Son récit se présente
comme une enquête serrée menée par deux hommes -
évidemment le scénariste et le metteur en scène
- qui ont connu et aimé la même femme disparue lors d'un
accident de voiture quelques années plus tôt. La
vérité doit être établie à partir
des versions tronquées de leur aventure personnelle et de
divers témoignages. On voit apparaître sur les lieux du
tournage et aux alentours une forme blanche qui ressemble à la
femme morte. D'autres faits bizarres se produisent. Ces
manifestations, qui paraissent surnaturelles, donnent lieu à
une enquête de type policier. L'ensemble se complète
d'une histoire de double, car «la fantôme» avait une
copie, une demi-soeur. La recherche du narrateur est
compliquée par le fait que la demi-soeur vivante se fait
passer pour la soeur morte... La fin est ingénieuse, mais,
malheureusement, sent le trucage. Réussir à
dépasser, en passant par des routes secondaires encore plus
sinueuses que la voie principale, les véhicules de
poursuivants roulant à «tombeau ouvert» (!), et
avoir encore le temps d'organiser une mise en scène, laisse
sceptique.
Censé être écrit
par un romancier qui ficelle aussi des scénarios, le
récit est en grande partie écrit dans le style de la
littérature blanche, ce qui fait, avec son côté
polar, un ensemble blanc et noir... Le cinéma y tient
largement sa part et le récit est parsemé de
précisions sur les modes de vie des gens de la tribu, avec de
nombreuses références à des films et des
acteurs. L'amateur de cinéma qu'est Andrevon, a pu se
défouler de son état de cinéaste frustré
(il fait partie du comité de rédaction de L'Écran
Fantastique).
Habilement construit, faisant aussi
appel à des souvenirs de la guerre qu'a vécue Andrevon,
avec le château isolé et les faits de résistance,
l'ensemble forme un roman agréablement lisible, avec un style
«français», fluide, qui tranche sur le spectaculaire
du roman américain. Andrevon nous y révèle ses
véritables fantômes : les souvenirs de la vie enfuie,
l'incommunicabilité des âmes, la solitude et la
mort.
La quatrième de couverture :
Philippe Jeanson, scénariste et romancier, est contacté
par un cinéaste avec lequel il a collaboré dans le
passé, Claude. ce dernier a besoin de lui pour
«sauver» un film de mystère et d'amour, dont il a
déjà commencé le tournage à Lagrassan,
petit village des Corbières. Mais Philippe se rend vite compte
que le but de Claude est de réaliser un film autobiographique
portant sur un ancien drame passionnel mal liquidé. Philippe
est aussi confronté aux mystérieuses apparitions d'une
jeune femme sur les lieux du tournage mais que personne n'a jamais
réussi à approcher. Dès lors, Philippe est
persuadé que ce fameux fantôme est la femme que Claude a
jadis aimé. Pourtant, il lui a affirmé qu'elle
était morte... Le mystère ne fait que s'épaissir
lorsque Philippe, à son tour, découvre que
lui-même a connu le «fantôme». Et qu'il l'a
aimé. Mais s'agit-il bien de la même personne?

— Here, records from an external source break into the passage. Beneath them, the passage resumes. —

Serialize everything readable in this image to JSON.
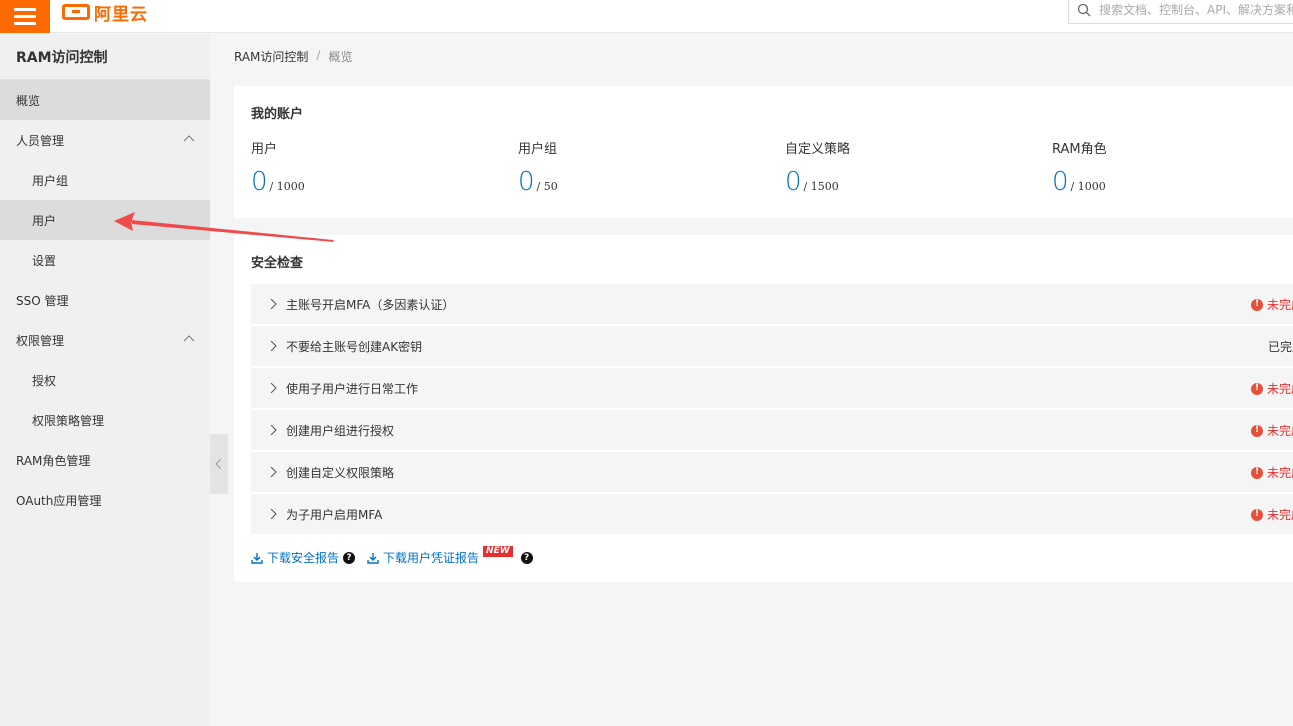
{
  "brand": {
    "logo_text": "阿里云"
  },
  "search": {
    "placeholder": "搜索文档、控制台、API、解决方案和资源"
  },
  "sidebar": {
    "title": "RAM访问控制",
    "items": [
      {
        "label": "概览"
      },
      {
        "label": "人员管理"
      },
      {
        "label": "用户组"
      },
      {
        "label": "用户"
      },
      {
        "label": "设置"
      },
      {
        "label": "SSO 管理"
      },
      {
        "label": "权限管理"
      },
      {
        "label": "授权"
      },
      {
        "label": "权限策略管理"
      },
      {
        "label": "RAM角色管理"
      },
      {
        "label": "OAuth应用管理"
      }
    ]
  },
  "breadcrumb": {
    "root": "RAM访问控制",
    "sep": "/",
    "current": "概览"
  },
  "account": {
    "title": "我的账户",
    "stats": [
      {
        "label": "用户",
        "value": "0",
        "limit": "/ 1000"
      },
      {
        "label": "用户组",
        "value": "0",
        "limit": "/ 50"
      },
      {
        "label": "自定义策略",
        "value": "0",
        "limit": "/ 1500"
      },
      {
        "label": "RAM角色",
        "value": "0",
        "limit": "/ 1000"
      }
    ]
  },
  "security": {
    "title": "安全检查",
    "items": [
      {
        "label": "主账号开启MFA（多因素认证）",
        "status": "未完成",
        "done": false
      },
      {
        "label": "不要给主账号创建AK密钥",
        "status": "已完成",
        "done": true
      },
      {
        "label": "使用子用户进行日常工作",
        "status": "未完成",
        "done": false
      },
      {
        "label": "创建用户组进行授权",
        "status": "未完成",
        "done": false
      },
      {
        "label": "创建自定义权限策略",
        "status": "未完成",
        "done": false
      },
      {
        "label": "为子用户启用MFA",
        "status": "未完成",
        "done": false
      }
    ],
    "download_security_report": "下载安全报告",
    "download_credential_report": "下载用户凭证报告",
    "new_badge": "NEW"
  },
  "colors": {
    "brand": "#ff6a00",
    "link": "#0070cc",
    "danger": "#e62e2e",
    "annotation_arrow": "#f04a4a"
  }
}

Mêlant le suspense à la Boileau-Narcejac, le fantastique
et la littérature blanche, Jean-Pierre Andrevon nous
entraîne ici dans les dédales d'un récit
sourdement angoissant et obsessionnel qui nous laisse sur la corde
raide.
Note de
lecture
|
Né
en 1937, Jean-Pierre Andrevon a fait des études
artistiques et a été un temps professeur de
dessin, A l'origine peintre, mais depuis toujours
passionné de science-fiction, il a vu sa
première nouvelle du genre publiée par la
revue Fiction en mai 1968, date symbolique pour un auteur
contestataire, en prise sur le réel, et dont la
plupart des ouvrages ultérieurs auront une forte
connotation écologique. Son premier roman,
publié en 1969 chez Denoël, Les hommes-machines
contre Gandahar, devient
presque vingt ans plus tard un fort beau dessin animé
de long métrage, réalisé par
René Laloux
sur des dessins de
Caza. Auteur, sous son nom et sous le pseudonyme
d'Alphonse Brutsche de nombreux romans et nouvelles dans de
multiples genres (SF, Fantastique, Policier, etc.), il est
devenu un des chefs de file de la nouvelle science-fiction
français. Mais il est aussi l'auteur de plusieurs
romans fantastiques à travers lesquels il fait varier
le surnaturel, le suspens et l'horreur. Il a reçu
récemment le Grand Prix de la Science-fiction
française en 1990 pour Sukran (Denoël).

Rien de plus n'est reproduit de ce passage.